Re: Memory management and threads

Post by chrisw »

mar wrote: Tue Sep 15, 2020 11:07 pm thanks.

values of 5-yr old cheng (lazy smp) on my 8-core Ryzen, 4MB hash, startpos to depth 20:

Code: Select all

1T: time 54363 nodes 131382573 nps 2416764
2T: time 35140 nodes 166246539 nps 4730977
4T: time 37180 nodes 338705372 nps 9109880
8T: time 18374 nodes 292388814 nps 15913182
so nps scaling is as follows:

Code: Select all

1T: 1.0x
2T: 1.96x
4T: 3.77x
8T: 6.58x
not great, not terrible, but with little effort back then

so your <2x speedup on 4 cores seems a bit low indeed (assuming 4 physical cores)
now that I look at your results, it seems like some test suite of >300 positions, I assume you get the same scaling for a fixed position
searched for a longer time? (say startpos + 30 seconds)
4 threads, 6 core machine.
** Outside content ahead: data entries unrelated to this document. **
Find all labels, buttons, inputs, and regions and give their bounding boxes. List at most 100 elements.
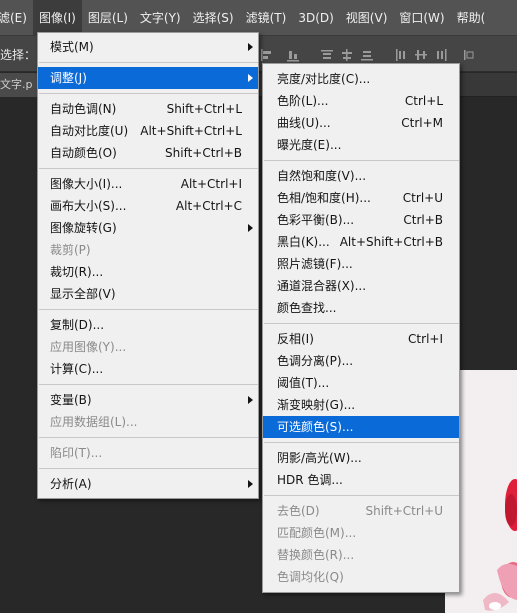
menu-separator bbox=[39, 309, 258, 310]
image-menu-item: 裁剪(P) bbox=[38, 239, 258, 261]
options-select-label: 选择： bbox=[0, 48, 37, 62]
image-menu-item[interactable]: 计算(C)... bbox=[38, 358, 258, 380]
image-menu-item-label: 应用图像(Y)... bbox=[50, 340, 127, 354]
image-menu-item-label: 裁剪(P) bbox=[50, 243, 91, 257]
image-menu-item[interactable]: 裁切(R)... bbox=[38, 261, 258, 283]
image-menu-item-label: 画布大小(S)... bbox=[50, 199, 127, 213]
adjust-menu-item-label: 色调均化(Q) bbox=[277, 570, 344, 584]
image-menu-item[interactable]: 显示全部(V) bbox=[38, 283, 258, 305]
submenu-arrow-icon bbox=[248, 224, 253, 232]
adjust-menu-item-label: 照片滤镜(F)... bbox=[277, 257, 353, 271]
menu-separator bbox=[264, 495, 459, 496]
image-menu-item-label: 计算(C)... bbox=[50, 362, 104, 376]
adjust-menu-item[interactable]: 阈值(T)... bbox=[263, 372, 459, 394]
adjust-menu-item-label: 自然饱和度(V)... bbox=[277, 169, 367, 183]
image-menu-item-label: 显示全部(V) bbox=[50, 287, 116, 301]
distribute-bottom-icon[interactable] bbox=[360, 48, 374, 62]
menu-3d[interactable]: 3D(D) bbox=[292, 0, 339, 35]
image-menu-item[interactable]: 自动颜色(O) Shift+Ctrl+B bbox=[38, 142, 258, 164]
shortcut-label: Shift+Ctrl+B bbox=[165, 146, 242, 160]
menu-separator bbox=[39, 168, 258, 169]
image-menu-item-label: 复制(D)... bbox=[50, 318, 105, 332]
adjust-menu-item[interactable]: 黑白(K)... Alt+Shift+Ctrl+B bbox=[263, 231, 459, 253]
document-tab[interactable]: 文字.p bbox=[0, 73, 40, 97]
adjust-menu-item[interactable]: 颜色查找... bbox=[263, 297, 459, 319]
distribute-left-icon[interactable] bbox=[394, 48, 408, 62]
adjust-menu-item-label: 黑白(K)... bbox=[277, 235, 330, 249]
image-menu-item[interactable]: 图像大小(I)... Alt+Ctrl+I bbox=[38, 173, 258, 195]
adjust-menu-item[interactable]: HDR 色调... bbox=[263, 469, 459, 491]
distribute-right-icon[interactable] bbox=[434, 48, 448, 62]
image-menu-item: 应用图像(Y)... bbox=[38, 336, 258, 358]
adjust-menu-item[interactable]: 阴影/高光(W)... bbox=[263, 447, 459, 469]
image-menu-item[interactable]: 变量(B) bbox=[38, 389, 258, 411]
image-menu-item-label: 陷印(T)... bbox=[50, 446, 103, 460]
menu-filter[interactable]: 滤镜(T) bbox=[240, 0, 293, 35]
menu-select[interactable]: 选择(S) bbox=[187, 0, 240, 35]
image-menu-item[interactable]: 分析(A) bbox=[38, 473, 258, 495]
menu-separator bbox=[264, 442, 459, 443]
image-menu-item-label: 调整(J) bbox=[50, 71, 87, 85]
adjust-menu-item-label: 阴影/高光(W)... bbox=[277, 451, 362, 465]
adjust-menu-item[interactable]: 自然饱和度(V)... bbox=[263, 165, 459, 187]
adjust-menu-item[interactable]: 渐变映射(G)... bbox=[263, 394, 459, 416]
menu-edit[interactable]: 滤(E) bbox=[0, 0, 33, 35]
image-menu-item-label: 裁切(R)... bbox=[50, 265, 104, 279]
adjust-menu-item-label: 曲线(U)... bbox=[277, 116, 331, 130]
adjust-menu-item[interactable]: 亮度/对比度(C)... bbox=[263, 68, 459, 90]
image-menu-item[interactable]: 图像旋转(G) bbox=[38, 217, 258, 239]
menu-view[interactable]: 视图(V) bbox=[340, 0, 394, 35]
adjust-menu-item: 匹配颜色(M)... bbox=[263, 522, 459, 544]
image-menu-item[interactable]: 自动对比度(U) Alt+Shift+Ctrl+L bbox=[38, 120, 258, 142]
image-menu-item[interactable]: 画布大小(S)... Alt+Ctrl+C bbox=[38, 195, 258, 217]
adjust-menu-item[interactable]: 照片滤镜(F)... bbox=[263, 253, 459, 275]
align-icons-group bbox=[258, 48, 517, 62]
adjust-menu-item-label: 去色(D) bbox=[277, 504, 320, 518]
menu-separator bbox=[39, 468, 258, 469]
menu-window[interactable]: 窗口(W) bbox=[393, 0, 450, 35]
shortcut-label: Alt+Shift+Ctrl+B bbox=[339, 235, 443, 249]
shortcut-label: Ctrl+M bbox=[401, 116, 443, 130]
distribute-vcenter-icon[interactable] bbox=[340, 48, 354, 62]
align-bottom-icon[interactable] bbox=[286, 48, 300, 62]
adjust-menu-item[interactable]: 可选颜色(S)... bbox=[263, 416, 459, 438]
menu-separator bbox=[39, 384, 258, 385]
image-menu-item-label: 分析(A) bbox=[50, 477, 92, 491]
menu-image[interactable]: 图像(I) bbox=[32, 0, 82, 35]
adjust-menu-item[interactable]: 色阶(L)... Ctrl+L bbox=[263, 90, 459, 112]
menu-separator bbox=[264, 323, 459, 324]
adjust-menu-item-label: 色阶(L)... bbox=[277, 94, 329, 108]
adjust-menu-item-label: 色相/饱和度(H)... bbox=[277, 191, 371, 205]
adjust-menu-item-label: 曝光度(E)... bbox=[277, 138, 342, 152]
menu-type[interactable]: 文字(Y) bbox=[134, 0, 187, 35]
adjust-menu-item-label: 色彩平衡(B)... bbox=[277, 213, 355, 227]
image-menu-item-label: 图像大小(I)... bbox=[50, 177, 123, 191]
adjust-menu-item[interactable]: 色相/饱和度(H)... Ctrl+U bbox=[263, 187, 459, 209]
adjust-menu-item-label: 通道混合器(X)... bbox=[277, 279, 367, 293]
menu-separator bbox=[39, 437, 258, 438]
submenu-arrow-icon bbox=[248, 480, 253, 488]
distribute-top-icon[interactable] bbox=[320, 48, 334, 62]
adjust-menu-item-label: 反相(I) bbox=[277, 332, 314, 346]
adjust-menu-item[interactable]: 曝光度(E)... bbox=[263, 134, 459, 156]
adjust-menu-item-label: 亮度/对比度(C)... bbox=[277, 72, 371, 86]
image-menu-item-label: 模式(M) bbox=[50, 40, 94, 54]
menubar: 滤(E) 图像(I) 图层(L) 文字(Y) 选择(S) 滤镜(T) 3D(D)… bbox=[0, 0, 517, 36]
adjust-menu-item[interactable]: 曲线(U)... Ctrl+M bbox=[263, 112, 459, 134]
image-menu-item[interactable]: 复制(D)... bbox=[38, 314, 258, 336]
menu-layer[interactable]: 图层(L) bbox=[82, 0, 134, 35]
adjust-menu-item: 替换颜色(R)... bbox=[263, 544, 459, 566]
adjust-menu-item[interactable]: 通道混合器(X)... bbox=[263, 275, 459, 297]
adjust-menu-item[interactable]: 色彩平衡(B)... Ctrl+B bbox=[263, 209, 459, 231]
image-menu-item: 陷印(T)... bbox=[38, 442, 258, 464]
adjust-menu-item[interactable]: 色调分离(P)... bbox=[263, 350, 459, 372]
image-menu-item[interactable]: 自动色调(N) Shift+Ctrl+L bbox=[38, 98, 258, 120]
auto-align-icon[interactable] bbox=[462, 48, 476, 62]
image-menu-item[interactable]: 调整(J) bbox=[38, 67, 258, 89]
menu-separator bbox=[264, 160, 459, 161]
menu-help[interactable]: 帮助( bbox=[451, 0, 492, 35]
adjust-menu-item[interactable]: 反相(I) Ctrl+I bbox=[263, 328, 459, 350]
image-menu-item[interactable]: 模式(M) bbox=[38, 36, 258, 58]
align-left-icon[interactable] bbox=[260, 48, 274, 62]
distribute-hcenter-icon[interactable] bbox=[414, 48, 428, 62]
Test suite is just short if 1000 positions.

Good idea to test with more time, will take a look at that tomorrow and report back.

Since the above results, it’s been through a tuning with 37 M positions rather than the prior which was 22 M. As an aside that gained 30 Elo in a quick test, not enough games played though.
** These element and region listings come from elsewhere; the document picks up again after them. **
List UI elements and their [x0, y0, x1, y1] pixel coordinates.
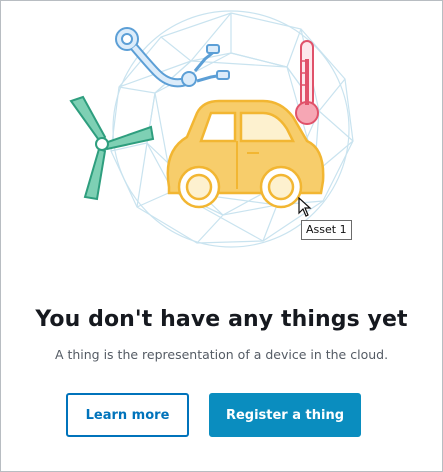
asset-tooltip: Asset 1 [301, 220, 352, 240]
empty-state-title: You don't have any things yet [35, 307, 408, 332]
learn-more-button[interactable]: Learn more [66, 393, 189, 437]
devices-illustration [69, 10, 354, 248]
empty-state-panel: Asset 1 You don't have any things yet A … [0, 0, 443, 472]
empty-state-description: A thing is the representation of a devic… [54, 347, 389, 362]
mouse-pointer-icon [298, 197, 312, 217]
thermometer-icon [295, 40, 319, 125]
register-thing-button[interactable]: Register a thing [209, 393, 361, 437]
So, result with nothing else different other than eval weights, I now get:
1 thread 2.3 Mnps
4 threads 3.9 Mnps

As opposed to prior which was 2.2 and 4.1, it’s very often that nps comes out different depending on some eval change.

I still have the idea in the back of my head that if one does heavy heavy processing before actually expanding the node and looking at the children, to select, sort and throw out potential moves, and that is successful, then ratio of prior processing to then processing N moves is significant. Effective sort/prune (which would be increased by finding more tt moves with SMP) is going to show up as less nps. It was proposed earlier that very lazy SMP should just linear scale anyway, but, not sure at the moment....